Hof van Cassatie, 10 juni 2024
De persoon met een handicap die onder hetzelfde dak woont als zijn ouders en zijn huishoudelijke zaken hoofdzakelijk samen met hen regelt, woont niet alleen in de zin van het koninklijk besluit betreffende de inkomensvervangende tegemoetkoming en de integratietegemoetkoming, ook al is de samenwoning bedoeld om het gebrek aan autonomie van deze persoon te compenseren.
[Waarschuwing: vonnissen en arresten kunnen kwetsend taalgebruik bevatten.]
Feiten
Personen met een handicap kunnen aanspraak maken op een inkomensvervangende tegemoetkoming op grond van de wet betreffende de tegemoetkomingen aan personen met een handicap (artikel 2).
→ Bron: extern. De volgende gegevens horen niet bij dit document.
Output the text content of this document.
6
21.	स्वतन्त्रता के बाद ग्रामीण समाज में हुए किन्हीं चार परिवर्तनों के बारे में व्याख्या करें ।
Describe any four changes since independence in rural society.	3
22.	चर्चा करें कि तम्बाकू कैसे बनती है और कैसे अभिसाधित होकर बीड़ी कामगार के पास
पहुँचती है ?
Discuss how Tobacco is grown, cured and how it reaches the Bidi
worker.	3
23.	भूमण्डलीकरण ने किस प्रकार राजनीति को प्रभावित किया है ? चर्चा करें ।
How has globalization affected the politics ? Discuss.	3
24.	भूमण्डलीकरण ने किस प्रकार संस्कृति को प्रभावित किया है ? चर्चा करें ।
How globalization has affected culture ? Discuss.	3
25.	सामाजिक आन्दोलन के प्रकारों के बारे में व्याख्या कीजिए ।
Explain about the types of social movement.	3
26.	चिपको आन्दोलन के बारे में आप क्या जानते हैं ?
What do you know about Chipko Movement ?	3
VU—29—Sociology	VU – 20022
De tegemoetkomingen kunnen enkel worden toegekend indien het bedrag van het inkomen van de persoon met een handicap en het bedrag van het inkomen van de persoon met wie hij een huishouden vormt bepaalde bedragen niet overschrijden. Met 'huishouden' wordt bedoeld: elke samenwoning van 2 personen die geen bloed- of aanverwant zijn in de eerste, tweede of derde graag (artikel 7).
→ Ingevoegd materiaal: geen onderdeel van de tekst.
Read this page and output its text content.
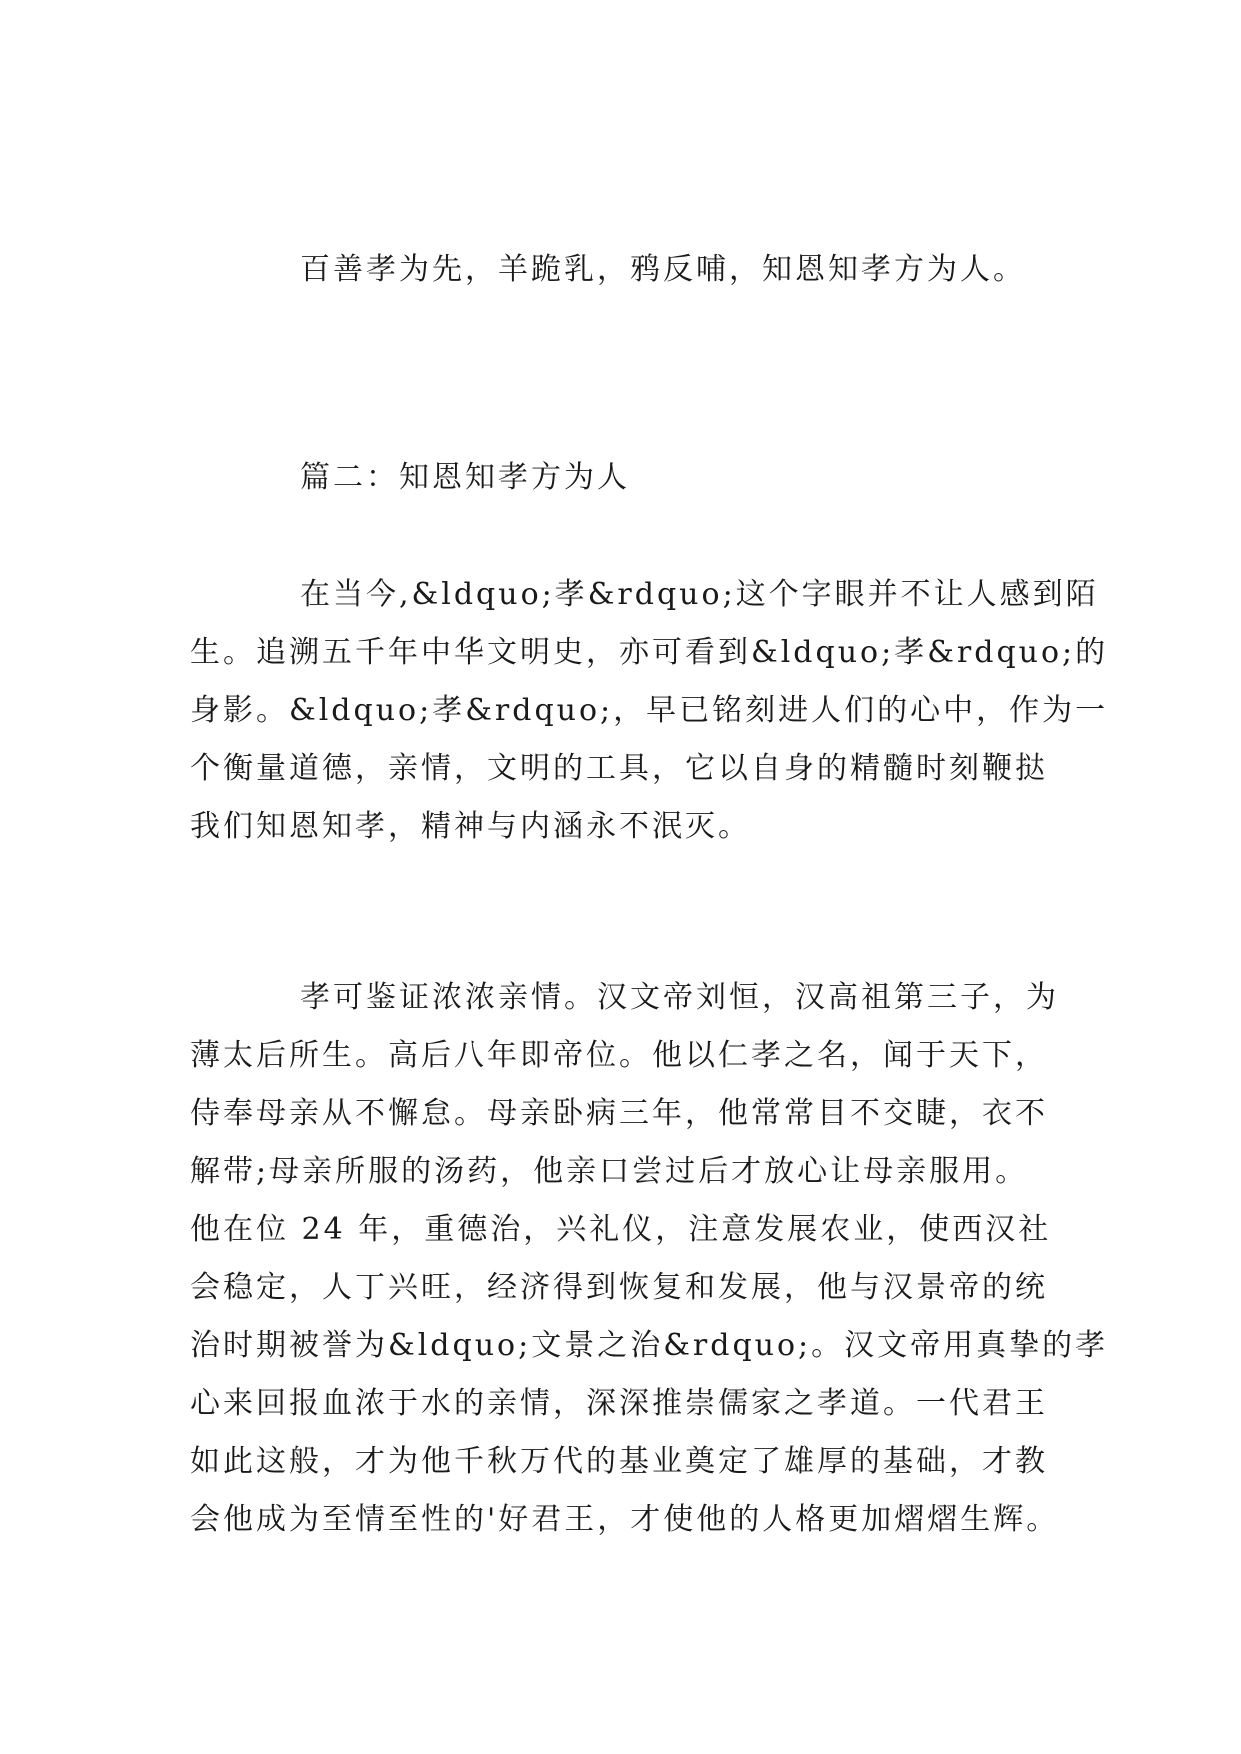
百善孝为先，羊跪乳，鸦反哺，知恩知孝方为人。
篇二：知恩知孝方为人
在当今,&ldquo;孝&rdquo;这个字眼并不让人感到陌
生。追溯五千年中华文明史，亦可看到&ldquo;孝&rdquo;的
身影。&ldquo;孝&rdquo;，早已铭刻进人们的心中，作为一
个衡量道德，亲情，文明的工具，它以自身的精髓时刻鞭挞
我们知恩知孝，精神与内涵永不泯灭。
孝可鉴证浓浓亲情。汉文帝刘恒，汉高祖第三子，为
薄太后所生。高后八年即帝位。他以仁孝之名，闻于天下，
侍奉母亲从不懈怠。母亲卧病三年，他常常目不交睫，衣不
解带;母亲所服的汤药，他亲口尝过后才放心让母亲服用。
他在位 24 年，重德治，兴礼仪，注意发展农业，使西汉社
会稳定，人丁兴旺，经济得到恢复和发展，他与汉景帝的统
治时期被誉为&ldquo;文景之治&rdquo;。汉文帝用真挚的孝
心来回报血浓于水的亲情，深深推崇儒家之孝道。一代君王
如此这般，才为他千秋万代的基业奠定了雄厚的基础，才教
会他成为至情至性的'好君王，才使他的人格更加熠熠生辉。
Het koninklijk besluit betreffende de inkomensvervangende tegemoetkoming en de integratietegemoetkoming bepaalt dat er 3 categorieën van personen met een handicap zijn (artikel 4):
- De andere personen met een handicap die niet behoren tot categorie B of C (categorie A).
- De personen met een handicap die alleen wonen (...) (categorie B).
- De personen met een handicap die een huishouden vormen of één of meer kinderen ten laste hebben (categorie C).
Beslissing
De persoon met een handicap die onder hetzelfde dak woont als zijn ouders en zijn huishoudelijke zaken hoofdzakelijk samen met hen regelt, woont niet alleen in de zin van het koninklijk besluit betreffende de inkomensvervangende tegemoetkoming en de integratietegemoetkoming, ook al is de samenwoning bedoeld om het gebrek aan autonomie van deze persoon te compenseren.
Unia was geen betrokken partij.
Afgekort: Cass., 10/6/2024 - rolnummer S.21.0088.F
Wetgeving:
- Artikel 2, artikel 6 en artikel 7 Wet betreffende de tegemoetkomingen aan personen met een handicap (27 februari 1987)
- Artikel 4 Koninklijk besluit betreffende de inkomensvervangende tegemoetkoming en de integratietegemoetkoming (6 juli 1987)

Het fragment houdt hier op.